UOWC spatial diversity techniques over hostile maritime environments: a new approach under imperfect CSI and per-source power constraints

Optical communication in submarine environments has emerged as a novel technology to enable high bandwidth and high data rate links. However, the unique characteristics of the underwater channel impose new challenges, such as mitigating the remarkable absorption and scattering of hostile maritime environments. For the first time, we consider a per-source optical power constraint based on eye-safety regulations, which has never before been taken into account in Multiple-Input/Single-Output (MISO) systems within UOWC scenarios. Hence, we introduce an innovative spatial repetition coding (SRC) system model, which enables the analysis of an SRC scheme operating under either a per-source as well as under a per-transmitter power constraint.
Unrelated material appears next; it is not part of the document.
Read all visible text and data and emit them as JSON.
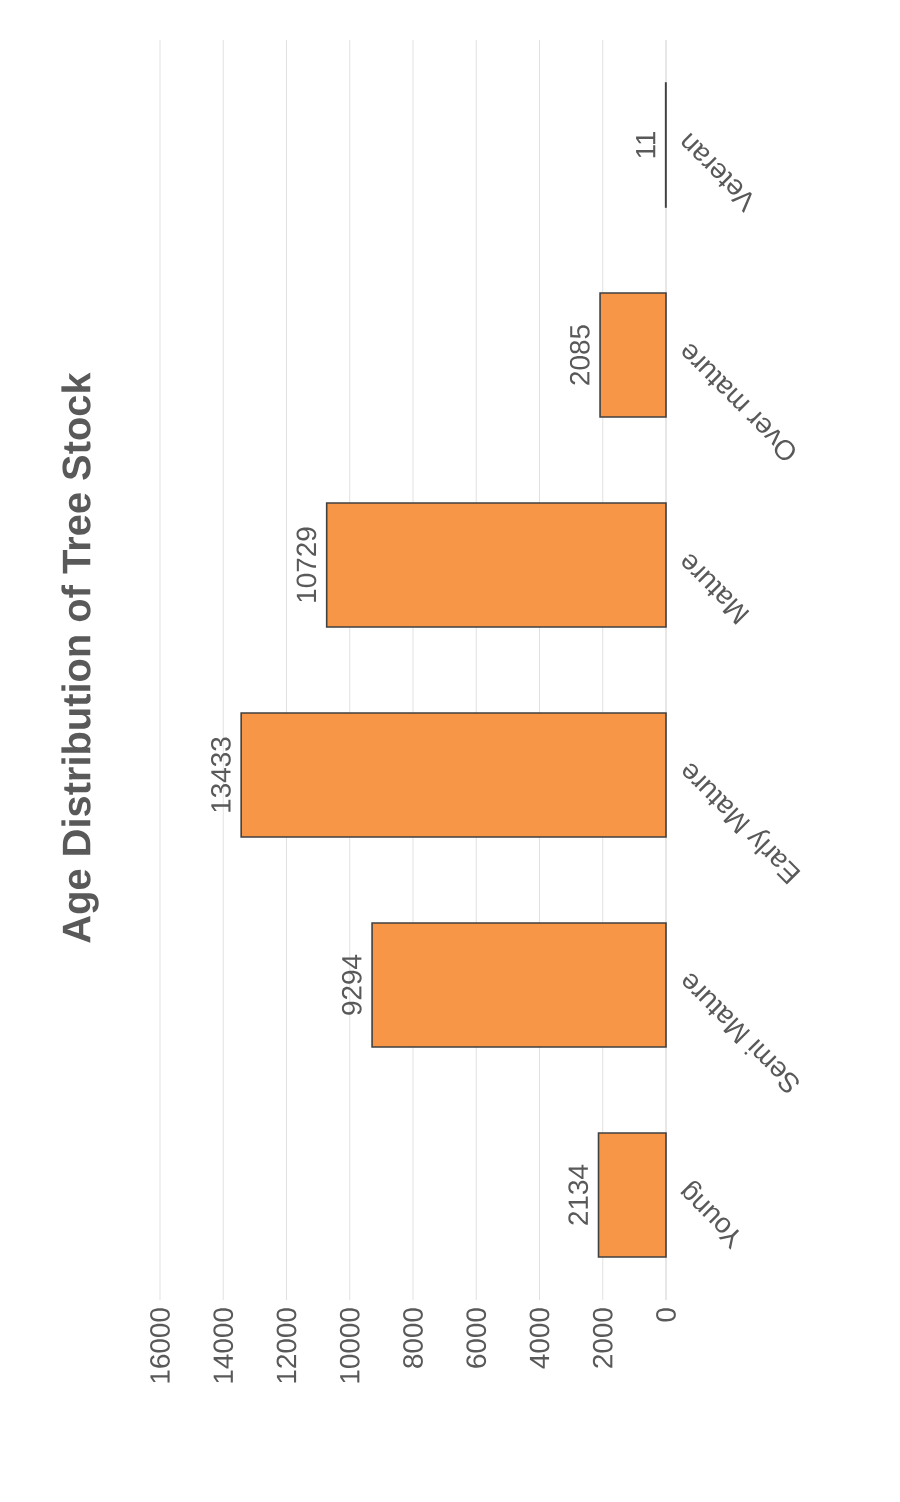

In addition, a tractable generalized transmit laser selection (GTLS) model is presented in order to consider the impact of erroneous selections of the best laser source due to an imperfect channel state information (CSI) at the transmitter, prevalent in underwater scenarios with dynamic fluctuations from water currents. Novel bit error rate closed-form expressions and asymptotic results are derived. The presented results demonstrate that an SRC system, when appropriately designed under a per-source power constraint, outperforms the TLS system by effectively mitigating the adverse effects of underwater links. Conversely, in situations where compact transmitters necessitate constraints which significantly modifies eye-safety constraints, TLS schemes are superior.